Americans embrace the Dulles view in part because both liberals and conservatives here reacted with such emotion to events in Poland. Liberals probably saw in those events a sign that progressive change could take place in Eastern Europe which the West could favor and which the East might not fear. Conservatives, in turn, probably saw in the same events a sign that the Soviet empire was now about to crumble. Understandably, both groups felt bitterly betrayed by the December 1981 crackdown. There was a strong national consensus that the US should find some way to affect events in Poland and reverse the new course.

Yet within the framework of the postwar European settlement, the West ultimately has limited influence in Eastern Europe. It can nudge but it cannot push unless it wishes to call into question the very understandings that have preserved peace in Europe for nearly 40 years. Recent disputes within the Western alliance come down to the fact that the Reagan administration wants to push whereas West European governments want to nudge.

West Europeans regard the US attitude as profoundly dangerous. Some years ago a British foreign minister Selwyn Lloyd, suggested why: ''The world is a much safer place if in critical areas there is direct confrontation of the major parties and not an area of uncertainty. In Central Europe the two great nuclear powers do confront each other directly. As long as this situation prevails, a war triggered off by chance border incidents will be unlikely.''

The weakness in the Reagan administration's approach to Eastern Europe is that it could create the very uncertainty that concerned Lloyd. President Reagan has several times suggested that the world is witnessing the final days of the Soviet empire. His administration has called for a crusade for freedom and suggested in leaked documents even covert destabilization efforts in Eastern Europe. His administration favors economic sanctions against the Soviet Union as a tool to accelerate Soviet economic decline. Some of his advisers favored the Soviet invasion of Poland because of the disorder such a move would bring to Eastern Europe.

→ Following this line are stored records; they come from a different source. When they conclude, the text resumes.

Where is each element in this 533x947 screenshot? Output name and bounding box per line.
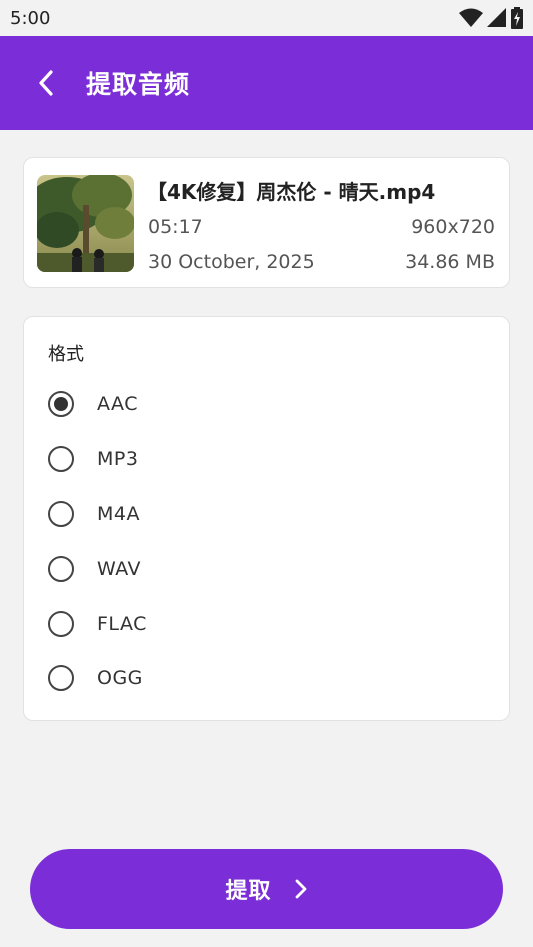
radio-button[interactable]	[48, 611, 74, 637]
video-thumbnail	[37, 175, 134, 272]
format-option-label: OGG	[97, 667, 143, 689]
format-option-label: WAV	[97, 558, 142, 580]
format-label: 格式	[48, 344, 84, 365]
format-option-label: FLAC	[97, 613, 147, 635]
radio-button[interactable]	[48, 391, 74, 417]
app-bar: 提取音频	[0, 36, 533, 130]
status-time: 5:00	[10, 7, 51, 29]
format-option-ogg[interactable]: OGG	[48, 658, 488, 698]
wifi-icon	[459, 8, 483, 27]
status-bar: 5:00	[0, 0, 533, 36]
battery-icon	[511, 7, 523, 29]
radio-selected-dot	[54, 397, 68, 411]
format-option-flac[interactable]: FLAC	[48, 604, 488, 644]
chevron-right-icon	[294, 878, 308, 900]
file-resolution: 960x720	[411, 216, 495, 238]
back-button[interactable]	[20, 57, 72, 109]
chevron-left-icon	[39, 70, 53, 96]
radio-button[interactable]	[48, 665, 74, 691]
signal-icon	[487, 8, 506, 27]
format-option-mp3[interactable]: MP3	[48, 439, 488, 479]
file-size: 34.86 MB	[405, 251, 495, 273]
radio-button[interactable]	[48, 556, 74, 582]
extract-button[interactable]: 提取	[30, 849, 503, 929]
radio-button[interactable]	[48, 446, 74, 472]
format-option-label: M4A	[97, 503, 140, 525]
format-option-label: MP3	[97, 448, 139, 470]
file-info-card[interactable]: 【4K修复】周杰伦 - 晴天.mp4 05:17 960x720 30 Octo…	[23, 157, 510, 288]
radio-button[interactable]	[48, 501, 74, 527]
format-option-label: AAC	[97, 393, 138, 415]
file-date: 30 October, 2025	[148, 251, 315, 273]
format-option-m4a[interactable]: M4A	[48, 494, 488, 534]
page-title: 提取音频	[86, 70, 191, 99]
status-icons	[459, 7, 523, 29]
extract-button-label: 提取	[225, 879, 272, 904]
format-option-aac[interactable]: AAC	[48, 384, 488, 424]
file-duration: 05:17	[148, 216, 203, 238]
format-option-wav[interactable]: WAV	[48, 549, 488, 589]
file-name: 【4K修复】周杰伦 - 晴天.mp4	[147, 180, 436, 204]
format-card: 格式 AAC MP3 M4A WAV FLAC OGG	[23, 316, 510, 721]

No approach could be further from that of our European allies, even conservatively led Britain. They are not anxious to strengthen Soviet power. Indeed, they believe that the Soviet Union will find it more and more difficult to maintain postwar levels of alliance discipline among Warsaw Pact countries. But a period of change in Central Europe is a period of uncertainty and thus danger. It is not a time for rash acts. West Europeans will support renewed efforts to exploit the West's financial ties to Eastern Europe. They probably will agree to strengthen controls on militarily relevant exports. But they will not support efforts to corner the Soviet Union or create political or economic instability in Central Europe. For they fear that the result could be to create even military instability.

To achieve greater alliance unity, therefore, the Reagan administration will have to do more than compromise on its original position regarding the Soviet gas pipeline. It will have to move closer to the Lippmann view and further from the Dulles view of US options in Eastern Europe. In short, it will have to recognize that while the West can help contribute to an atmosphere in international relations that will encourage Moscow to accept change in Eastern Europe - but even then only at the margin - it does not have the tools to persuade Moscow to accept change it is determined to resist. To ignore this reality is to shake the structures of postwar peace in Europe and the Western alliance as one of its major pillars.